Writing for a baby character is a lot trickier than people realize. It isn’t just ‘make a funny little person that does goofy stuff and makes noises.’ You need to find a way to give personality to a character that can only emote through limited noises and facial expressions. Dialogue is either extremely limited or not an option at all.

Which is another reason why Classic Simpsons was so damn impressive. Because it managed to do just that with the fifth and final member of the family: Maggie.

Of the five, Maggie is probably the Simpson who gets the least amount of time in the spotlight. She’s usually used to further the development of other members of the family, namely Homer. Which makes sense; she’s a baby, after all.

Albeit a very smart, very capable baby.

Was this the wrong way to go about it? No, not at all. It was this very style that gave us some of the most beloved and iconic moments in the whole show, such as Homer’s ‘Do It For Her’ scene.

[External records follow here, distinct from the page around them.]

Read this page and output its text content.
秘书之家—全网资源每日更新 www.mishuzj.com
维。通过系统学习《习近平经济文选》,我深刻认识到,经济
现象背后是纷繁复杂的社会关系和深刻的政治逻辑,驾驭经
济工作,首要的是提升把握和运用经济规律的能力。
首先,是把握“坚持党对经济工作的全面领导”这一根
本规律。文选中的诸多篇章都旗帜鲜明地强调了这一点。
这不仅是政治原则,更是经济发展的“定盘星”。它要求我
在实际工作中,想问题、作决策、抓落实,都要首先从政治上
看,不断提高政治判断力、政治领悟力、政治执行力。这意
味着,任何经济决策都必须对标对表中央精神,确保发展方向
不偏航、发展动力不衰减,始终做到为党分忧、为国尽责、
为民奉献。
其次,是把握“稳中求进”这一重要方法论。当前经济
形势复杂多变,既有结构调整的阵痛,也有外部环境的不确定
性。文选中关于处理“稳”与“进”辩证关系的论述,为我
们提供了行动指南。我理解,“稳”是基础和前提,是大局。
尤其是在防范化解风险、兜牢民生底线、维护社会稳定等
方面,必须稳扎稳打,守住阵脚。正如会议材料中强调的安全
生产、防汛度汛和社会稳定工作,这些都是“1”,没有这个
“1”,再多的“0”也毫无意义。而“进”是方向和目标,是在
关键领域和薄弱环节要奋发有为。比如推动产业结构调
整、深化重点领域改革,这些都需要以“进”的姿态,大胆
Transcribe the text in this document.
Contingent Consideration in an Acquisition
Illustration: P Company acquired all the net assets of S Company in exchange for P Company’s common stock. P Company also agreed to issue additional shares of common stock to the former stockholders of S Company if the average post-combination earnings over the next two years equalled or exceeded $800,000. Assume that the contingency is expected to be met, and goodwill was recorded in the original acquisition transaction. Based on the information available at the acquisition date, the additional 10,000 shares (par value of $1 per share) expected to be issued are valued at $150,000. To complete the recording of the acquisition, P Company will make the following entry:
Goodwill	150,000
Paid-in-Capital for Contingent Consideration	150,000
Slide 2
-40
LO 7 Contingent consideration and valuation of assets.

That being said, Maggie still had plenty of depth to her own character. Rare though her time in the spotlight was, it was delightful every time!

One of the episodes that best highlights this is ‘A Streetcar Names Marge’ from season four. In the B plot of this episode, Maggie is placed into a daycare, where her pacifier is taken away. In order to get it back, Maggie forms a wordless alliance with all the other babies and executes a series of elaborate prison-break/heist style plans, all using bottles and baby toys. The whole subplot is equal parts hilarious and adorable.

More than that, it’s a strong showcase of why Maggie was actually likable and cute. See, this whole bit was done without a single word of dialogue. Hell, they barely even made a sound! The babies never whined or cried or barfed or did anything else you might expect. Maggie just took all the things a baby would have access to and found a creative way to use them to solve the problem. It was silent comedy at its finest.

It wasn’t just comedy, either. Again: heart was one of the core aspects that made Classic Simpsons so wonderful. It wasn’t just out to make you laugh, it also tried to warm your heart or make you cry. And the writers certainly didn’t neglect Maggie in this regard.

A great example of this can be found in the episode ‘Lisa’s First Word.’ In this episode, the Simpsons family gather around Maggie and unsuccessfully try to get her to speak. Now, the majority of this episode is more about Bart and Lisa, most of it being a flashback to a time before Maggie was even born. In this time, we see each of them call Homer by his name, refusing to fulfill his wish of being called daddy.

But then we get the ending scene. While Bart and Lisa begin to argue, Homer takes Maggie upstairs and puts her to bed. He speaks to her in a soft, loving voice before turning off the light and closing the door. Then, once she’s alone, Maggie removes the pacifier and whispers her first word: “Daddy.”

Please excuse me. I appear to be having a heart attack due to a cute and wholesome overdose.

That was Maggie’s character. A cute and wholesome baby who used anything she could get her hands on to solve a problem. While she spent most of her time pushing the development of other characters forward, her time in the spotlight was always a highlight of the show.

So, what does Modern Simpsons do with Maggie? Well… more or less the same thing. Only they seem to have forgotten about the creative problem solving bit and now just focus on her doing things a baby wouldn’t do.

There are countless examples of this. Like the time Homer became a sheriff and pissed off the mob, so Maggie shot the gangsters down with a sniper rifle to protect him. Or in the Simpsons Movie, when Maggie appears out of nowhere to drop a boulder on the bad guy’s head to save the day.

Now she doesn’t solve problems using whatever baby things she has on hand in a creative way. She just breaks the laws of reality and performs impossible acts at the writer’s whim. Because that’s funny, right?

“Look, the baby has a gun! Laugh! LAUGH!! IT’S FUNNY!!!”

Oh, and it should go without saying that the emotional foundation of the character is gone as well. There hasn’t been a single wholesome Maggie scene in years. She’s either doing braindead slapstick or she’s just not there at all.

It’s clear that the writer’s don’t really know what to do with Maggie. They don’t know how to write actual stories surrounding a baby who can barely speak. So instead, they just use her as a cheap gag to help dissolve tension at the end of a story. To hell with logic or reason, just make the cute baby do a thing and we’ll call it a day. She’s less a character and more a cheap plot device.

To put it plainly and simply: they’ve given up on her entirely. Kinda like they have with the rest of the show.